Take [Sarah Huckabee] Sanders and [Kellyanne] Conway, who have both publicly dismissed women who have spoken out about sexual assault. Their defenses are clearly cynical and serve a political purpose, but for conservative women more broadly, going along with the idea that women lie about assault—or blaming women for sexual harassment by claiming that they somehow brought it on themselves—can be a form of self-protection. Believing that other women are “bad”, and that that’s why something terrible happened to them, enables you to convince yourself that you are safe.

Another long-used strategy for women leaders on the right has been amassing power by arguing that other women shouldn’t have any.

Oof, those are some pretty nasty charges to levy against your fellow ladies, Jessica. Especially without talking to any on the right side of the aisle. I mean for all you know, Sanders and Conway have had terrible experiences with liberal men and radical feminists, have felt marginalized by the Jessica Valentis of the world rather than by powerful conservative men, and that’s why they don’t see things the way you do. (Had you interviewed me, for example, that’s what I would have told you.)

Or maybe the suggestion that they can’t get ahead on their own merits, brains, and grit from ladies such as yourself is a bit distasteful to them, so they naturally gravitate toward people — and that includes men — that don’t immediately see them as dependent on men to make their mark like you do. And you do.

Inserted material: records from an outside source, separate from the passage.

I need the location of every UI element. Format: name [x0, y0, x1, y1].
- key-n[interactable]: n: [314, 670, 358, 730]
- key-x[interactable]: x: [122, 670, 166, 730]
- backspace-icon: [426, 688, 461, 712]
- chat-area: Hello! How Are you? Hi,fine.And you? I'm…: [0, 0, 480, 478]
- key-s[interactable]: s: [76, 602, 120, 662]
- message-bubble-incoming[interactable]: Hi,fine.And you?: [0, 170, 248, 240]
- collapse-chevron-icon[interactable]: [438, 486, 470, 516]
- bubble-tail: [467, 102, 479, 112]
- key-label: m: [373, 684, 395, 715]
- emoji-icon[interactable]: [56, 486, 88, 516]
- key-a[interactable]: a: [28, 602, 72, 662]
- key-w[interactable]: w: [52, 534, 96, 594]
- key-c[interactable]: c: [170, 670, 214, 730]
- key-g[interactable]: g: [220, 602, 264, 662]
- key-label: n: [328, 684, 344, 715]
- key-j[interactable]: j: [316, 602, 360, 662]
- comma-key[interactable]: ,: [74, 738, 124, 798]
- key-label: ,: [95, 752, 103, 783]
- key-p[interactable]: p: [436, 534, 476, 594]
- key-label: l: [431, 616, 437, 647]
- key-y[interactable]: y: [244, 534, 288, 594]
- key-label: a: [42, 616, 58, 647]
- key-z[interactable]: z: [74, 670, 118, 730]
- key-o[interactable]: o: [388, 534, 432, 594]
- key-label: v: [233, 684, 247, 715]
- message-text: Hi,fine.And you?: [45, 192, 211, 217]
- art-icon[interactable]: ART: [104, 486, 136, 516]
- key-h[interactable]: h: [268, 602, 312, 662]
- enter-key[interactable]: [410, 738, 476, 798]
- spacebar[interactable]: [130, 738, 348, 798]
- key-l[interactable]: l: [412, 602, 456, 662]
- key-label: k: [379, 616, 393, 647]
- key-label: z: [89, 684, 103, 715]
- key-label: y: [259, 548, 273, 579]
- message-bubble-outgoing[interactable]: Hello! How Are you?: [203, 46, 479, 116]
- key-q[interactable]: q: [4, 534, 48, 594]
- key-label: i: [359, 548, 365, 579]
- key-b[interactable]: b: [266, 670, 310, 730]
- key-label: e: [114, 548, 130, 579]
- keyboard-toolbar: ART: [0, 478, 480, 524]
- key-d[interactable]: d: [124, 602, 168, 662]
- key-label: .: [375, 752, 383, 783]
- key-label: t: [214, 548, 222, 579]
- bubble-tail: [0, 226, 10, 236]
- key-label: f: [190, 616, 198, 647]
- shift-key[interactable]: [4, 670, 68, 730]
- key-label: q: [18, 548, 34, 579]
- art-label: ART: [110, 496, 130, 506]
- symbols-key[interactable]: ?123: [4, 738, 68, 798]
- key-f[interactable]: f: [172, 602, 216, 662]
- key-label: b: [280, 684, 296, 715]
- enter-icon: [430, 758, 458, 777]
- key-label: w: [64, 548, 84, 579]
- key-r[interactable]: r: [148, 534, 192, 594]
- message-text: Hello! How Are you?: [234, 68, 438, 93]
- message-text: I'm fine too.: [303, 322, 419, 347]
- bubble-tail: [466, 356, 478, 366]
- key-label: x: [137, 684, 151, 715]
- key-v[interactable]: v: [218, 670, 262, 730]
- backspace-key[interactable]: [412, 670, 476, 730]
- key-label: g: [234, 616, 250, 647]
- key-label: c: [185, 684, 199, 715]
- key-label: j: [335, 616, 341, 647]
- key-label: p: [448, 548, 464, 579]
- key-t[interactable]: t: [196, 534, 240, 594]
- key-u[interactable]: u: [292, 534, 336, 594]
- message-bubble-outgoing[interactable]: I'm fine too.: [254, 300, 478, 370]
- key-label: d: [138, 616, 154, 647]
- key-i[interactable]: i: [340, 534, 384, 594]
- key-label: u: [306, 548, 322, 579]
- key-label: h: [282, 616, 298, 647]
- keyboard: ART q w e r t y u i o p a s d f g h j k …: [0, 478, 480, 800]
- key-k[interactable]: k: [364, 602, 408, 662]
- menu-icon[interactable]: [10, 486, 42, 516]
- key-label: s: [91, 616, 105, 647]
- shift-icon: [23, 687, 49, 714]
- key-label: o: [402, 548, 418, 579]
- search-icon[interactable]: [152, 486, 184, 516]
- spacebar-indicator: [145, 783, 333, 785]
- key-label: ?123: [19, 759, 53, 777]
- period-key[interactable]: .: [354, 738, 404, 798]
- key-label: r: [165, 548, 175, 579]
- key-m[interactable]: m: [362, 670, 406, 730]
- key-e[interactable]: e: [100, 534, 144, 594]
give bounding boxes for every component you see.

Or perhaps the fact that you think these ladies are undignified in the professions they dedicate long hours to (“[T]hey enjoy incredibly successful careers and high profiles at the expense of their dignity.” ), away from husbands and families, leaves a bad taste in their mouths. Maybe your shortchanging them turns these ladies toward conservative ideals that actually place a value on that time and effort rather than cynically calling it a ploy to curry favor with the All Powerful Male you seem convinced rules the world.

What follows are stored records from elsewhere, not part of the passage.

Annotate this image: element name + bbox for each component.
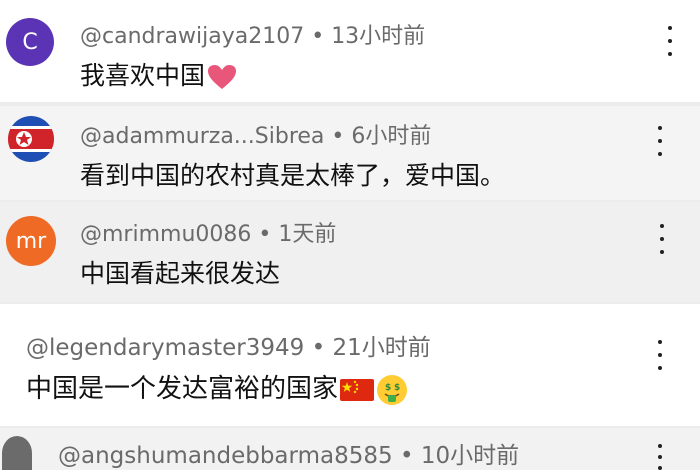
comment-text-content: 中国是一个发达富裕的国家 — [26, 374, 339, 404]
avatar[interactable]: mr — [6, 216, 56, 266]
username-link[interactable]: @mrimmu0086 — [80, 222, 251, 247]
comment-text-content: 看到中国的农村真是太棒了，爱中国。 — [80, 161, 506, 190]
comment-item: @angshumandebbarma8585 • 10小时前 — [0, 428, 700, 470]
comment-meta: @candrawijaya2107 • 13小时前 — [80, 18, 425, 50]
timestamp: 1天前 — [278, 222, 337, 247]
more-options-icon[interactable] — [660, 26, 680, 56]
username-link[interactable]: @legendarymaster3949 — [26, 335, 304, 361]
comment-meta: @angshumandebbarma8585 • 10小时前 — [58, 436, 519, 470]
comment-text-content: 我喜欢中国 — [80, 61, 206, 90]
timestamp: 13小时前 — [331, 24, 426, 49]
timestamp: 21小时前 — [332, 335, 431, 361]
comment-meta: @legendarymaster3949 • 21小时前 — [26, 328, 431, 362]
username-link[interactable]: @adammurza...Sibrea — [80, 124, 324, 149]
heart-icon — [208, 65, 237, 89]
separator-dot: • — [399, 443, 414, 469]
north-korea-flag-avatar[interactable] — [8, 116, 54, 162]
avatar[interactable] — [2, 436, 32, 470]
username-link[interactable]: @angshumandebbarma8585 — [58, 443, 393, 469]
avatar-letter: mr — [15, 228, 47, 254]
comment-text: 中国是一个发达富裕的国家 $ $ — [26, 368, 408, 406]
comment-text-content: 中国看起来很发达 — [80, 259, 281, 288]
china-flag-icon — [340, 378, 375, 401]
separator-dot: • — [258, 222, 272, 247]
svg-text:$: $ — [385, 383, 391, 393]
avatar[interactable]: C — [6, 18, 54, 66]
more-options-icon[interactable] — [650, 340, 670, 370]
comment-text: 看到中国的农村真是太棒了，爱中国。 — [80, 156, 505, 192]
separator-dot: • — [331, 124, 345, 149]
more-options-icon[interactable] — [650, 444, 670, 470]
username-link[interactable]: @candrawijaya2107 — [80, 24, 304, 49]
timestamp: 10小时前 — [420, 443, 520, 469]
more-options-icon[interactable] — [652, 224, 672, 254]
separator-dot: • — [311, 24, 325, 49]
comment-meta: @adammurza...Sibrea • 6小时前 — [80, 118, 431, 150]
comment-text: 中国看起来很发达 — [80, 254, 280, 290]
comment-item: @legendarymaster3949 • 21小时前 中国是一个发达富裕的国… — [0, 304, 700, 426]
comment-text: 我喜欢中国 — [80, 56, 237, 92]
money-mouth-face-icon: $ $ — [377, 374, 408, 405]
comment-feed: { "comments": [ { "user": "@candrawijaya… — [0, 0, 700, 470]
flag-icon — [8, 116, 54, 162]
comment-item: @adammurza...Sibrea • 6小时前 看到中国的农村真是太棒了，… — [0, 106, 700, 200]
separator-dot: • — [311, 335, 326, 361]
avatar-letter: C — [22, 29, 38, 55]
timestamp: 6小时前 — [351, 124, 432, 149]
comment-item: C @candrawijaya2107 • 13小时前 我喜欢中国 — [0, 0, 700, 102]
comment-item: mr @mrimmu0086 • 1天前 中国看起来很发达 — [0, 202, 700, 302]
svg-text:$: $ — [394, 383, 400, 393]
more-options-icon[interactable] — [650, 126, 670, 156]
comment-meta: @mrimmu0086 • 1天前 — [80, 216, 336, 248]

Or perhaps conservative women chafe at the idea that their desire not to be perpetually deemed a victim, and their lack of desire to wear vaginas as hats, somehow “paved the way… for sexual assault in the 21st century.” Because it strikes me as obvious that if you’re wearing the female sex on your head, you’re the ones reminding men what’s under your skirt all the time.

In short, Ms. Valenti, if you want to know what makes a woman conservative, a really quick and dirty way to find out is to ask a conservative woman. You may find that they have a belief that other conservatives, both male and female, let them work and live without deciding for them what their motivations are, without constantly trying to turn them into victims, and without calling them enablers of misogyny. It is tragically funny that progressive feminists remain dedicated to a pronounced lack of awareness that they do exactly what they charge conservative, misogynistic men of doing: putting all women into a single box.

And conservative women are smart enough to see that. Which you’d know had you decided to interview one.